On cooling the water it can be changed in solid state.
Let’s focus on phase changes that involve materials changing from one state of matter to another. These phase changes can be brought about by heating or cooling. The terms used to identify the various changes are shown on this diagram. If you are already familiar with this terminology feel free to move on to the next topic.
Phase changes can be brought about by heating or cooling. For example if water (a liquid) is heated enough, it evaporates and becomes water vapor or steam (a gas). This kind of phase change--liquid to gas--is called evaporation or vaporization.
Water vapor can in turn be cooled to form liquid water. This kind of phase change--from gas to liquid--is referred
to as condensation.
If you were to continue to cool down the water and change it from a liquid to a solid, you would have another kind of phase change that is called freezing or crystallization.

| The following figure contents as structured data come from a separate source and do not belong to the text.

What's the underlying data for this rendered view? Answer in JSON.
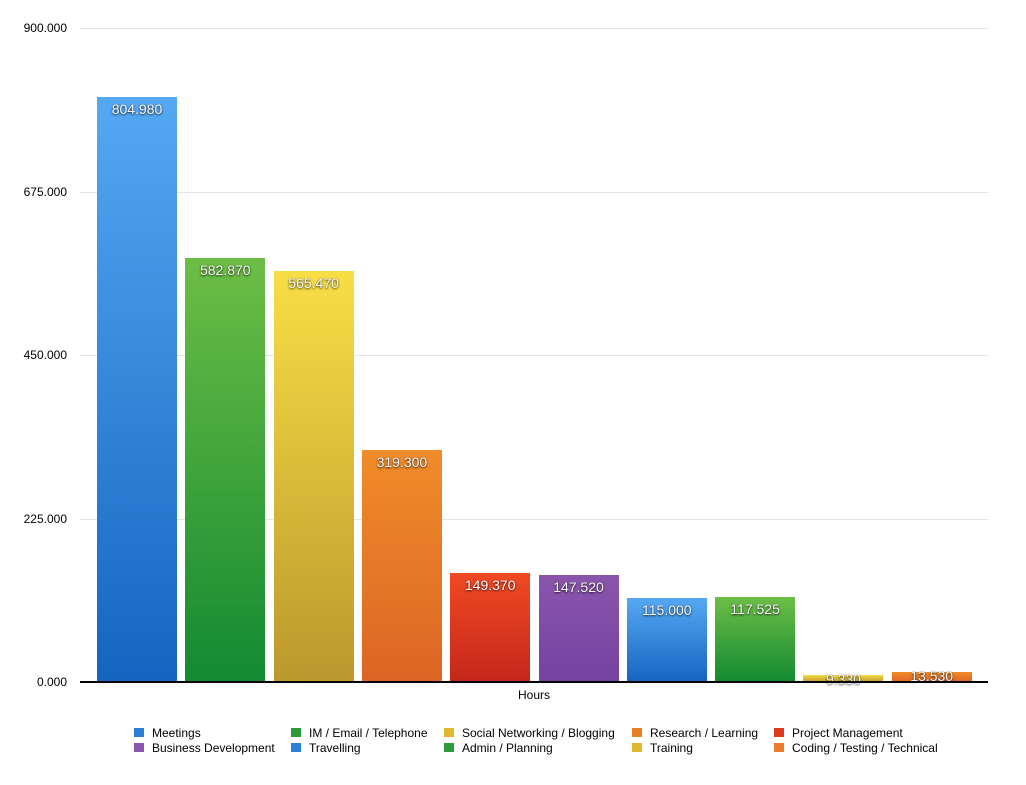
{
  "chart_data": {
    "type": "bar",
    "title": "",
    "xlabel": "Hours",
    "ylabel": "",
    "ylim": [
      0,
      900
    ],
    "yticks": [
      "0.000",
      "225.000",
      "450.000",
      "675.000",
      "900.000"
    ],
    "grid": true,
    "legend_position": "bottom",
    "categories": [
      "Meetings",
      "IM / Email / Telephone",
      "Social Networking / Blogging",
      "Research / Learning",
      "Project Management",
      "Business Development",
      "Travelling",
      "Admin / Planning",
      "Training",
      "Coding / Testing / Technical"
    ],
    "values": [
      804.98,
      582.87,
      565.47,
      319.3,
      149.37,
      147.52,
      115.0,
      117.525,
      9.33,
      13.53
    ],
    "value_labels": [
      "804.980",
      "582.870",
      "565.470",
      "319.300",
      "149.370",
      "147.520",
      "115.000",
      "117.525",
      "9.330",
      "13.530"
    ],
    "colors": [
      {
        "top": "#55a8f2",
        "bottom": "#1565c0"
      },
      {
        "top": "#6cbe45",
        "bottom": "#138a32"
      },
      {
        "top": "#f8de45",
        "bottom": "#bc982d"
      },
      {
        "top": "#f08c2a",
        "bottom": "#dc6524"
      },
      {
        "top": "#f04a23",
        "bottom": "#c4261b"
      },
      {
        "top": "#8a55ad",
        "bottom": "#7443a0"
      },
      {
        "top": "#55a8f2",
        "bottom": "#1565c0"
      },
      {
        "top": "#6cbe45",
        "bottom": "#138a32"
      },
      {
        "top": "#f8de45",
        "bottom": "#bc982d"
      },
      {
        "top": "#f08c2a",
        "bottom": "#dc6524"
      }
    ]
  },
  "legend": {
    "items": [
      {
        "label": "Meetings",
        "color": "#2b7fd6"
      },
      {
        "label": "IM / Email / Telephone",
        "color": "#2d9b3a"
      },
      {
        "label": "Social Networking / Blogging",
        "color": "#e0b82e"
      },
      {
        "label": "Research / Learning",
        "color": "#ea7d2a"
      },
      {
        "label": "Project Management",
        "color": "#de3a1f"
      },
      {
        "label": "Business Development",
        "color": "#8a55ad"
      },
      {
        "label": "Travelling",
        "color": "#2b7fd6"
      },
      {
        "label": "Admin / Planning",
        "color": "#2d9b3a"
      },
      {
        "label": "Training",
        "color": "#e0b82e"
      },
      {
        "label": "Coding / Testing / Technical",
        "color": "#ea7d2a"
      }
    ]
  }
}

If you were to then take a solid and warm it up to change it into a liquid, that change is called melting. (It is also sometimes called fusion.)
Another change that can occur for some solids is to change directly into a gas instead of changing into a liquid, and that is called sublimation.

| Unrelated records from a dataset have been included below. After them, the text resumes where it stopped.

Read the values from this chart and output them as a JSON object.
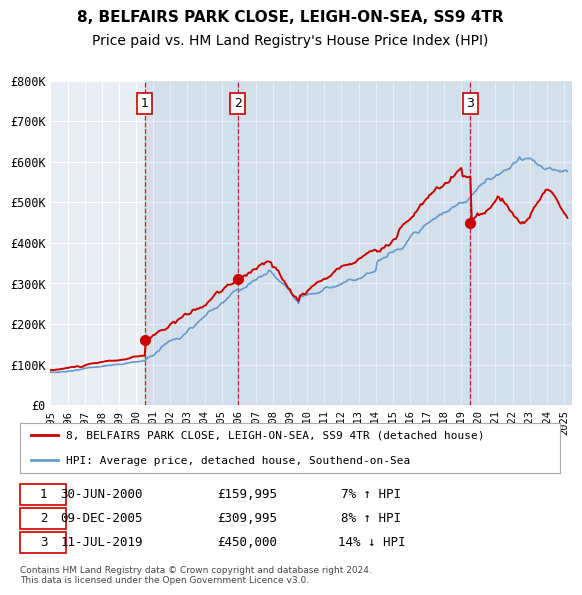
{
  "title": "8, BELFAIRS PARK CLOSE, LEIGH-ON-SEA, SS9 4TR",
  "subtitle": "Price paid vs. HM Land Registry's House Price Index (HPI)",
  "ylabel": "",
  "ylim": [
    0,
    800000
  ],
  "yticks": [
    0,
    100000,
    200000,
    300000,
    400000,
    500000,
    600000,
    700000,
    800000
  ],
  "ytick_labels": [
    "£0",
    "£100K",
    "£200K",
    "£300K",
    "£400K",
    "£500K",
    "£600K",
    "£700K",
    "£800K"
  ],
  "xlim_start": 1995.0,
  "xlim_end": 2025.5,
  "bg_color": "#f0f4f8",
  "plot_bg_color": "#e8eef4",
  "red_color": "#cc0000",
  "blue_color": "#6699cc",
  "vline_color": "#cc0000",
  "grid_color": "#ffffff",
  "sale1_x": 2000.5,
  "sale1_y": 159995,
  "sale1_label": "1",
  "sale1_date": "30-JUN-2000",
  "sale1_price": "£159,995",
  "sale1_hpi": "7% ↑ HPI",
  "sale2_x": 2005.94,
  "sale2_y": 309995,
  "sale2_label": "2",
  "sale2_date": "09-DEC-2005",
  "sale2_price": "£309,995",
  "sale2_hpi": "8% ↑ HPI",
  "sale3_x": 2019.53,
  "sale3_y": 450000,
  "sale3_label": "3",
  "sale3_date": "11-JUL-2019",
  "sale3_price": "£450,000",
  "sale3_hpi": "14% ↓ HPI",
  "legend_line1": "8, BELFAIRS PARK CLOSE, LEIGH-ON-SEA, SS9 4TR (detached house)",
  "legend_line2": "HPI: Average price, detached house, Southend-on-Sea",
  "footnote": "Contains HM Land Registry data © Crown copyright and database right 2024.\nThis data is licensed under the Open Government Licence v3.0.",
  "title_fontsize": 11,
  "subtitle_fontsize": 10
}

The reverse of this process can also occur. Some gases can be cooled down and changed directly into a solid. That process is also called crystallization, a second meaning for that word.
Multiple Phase Changes
In addition to these single phase changes, you can have a string of changes, one after another. There are three of these multiple phase changes that are very important and you should know them by name.
One is distillation, changing a liquid to a gas and back to a liquid.
The second is sublimation, which you already know means changing a solid to a gas. The term also applies to a double process in which a solid is changed to a gas and then back to a solid.
The third is recrystallization, in which a solid is changed to a liquid and then back to a solid. You will see another meaning for this term soon.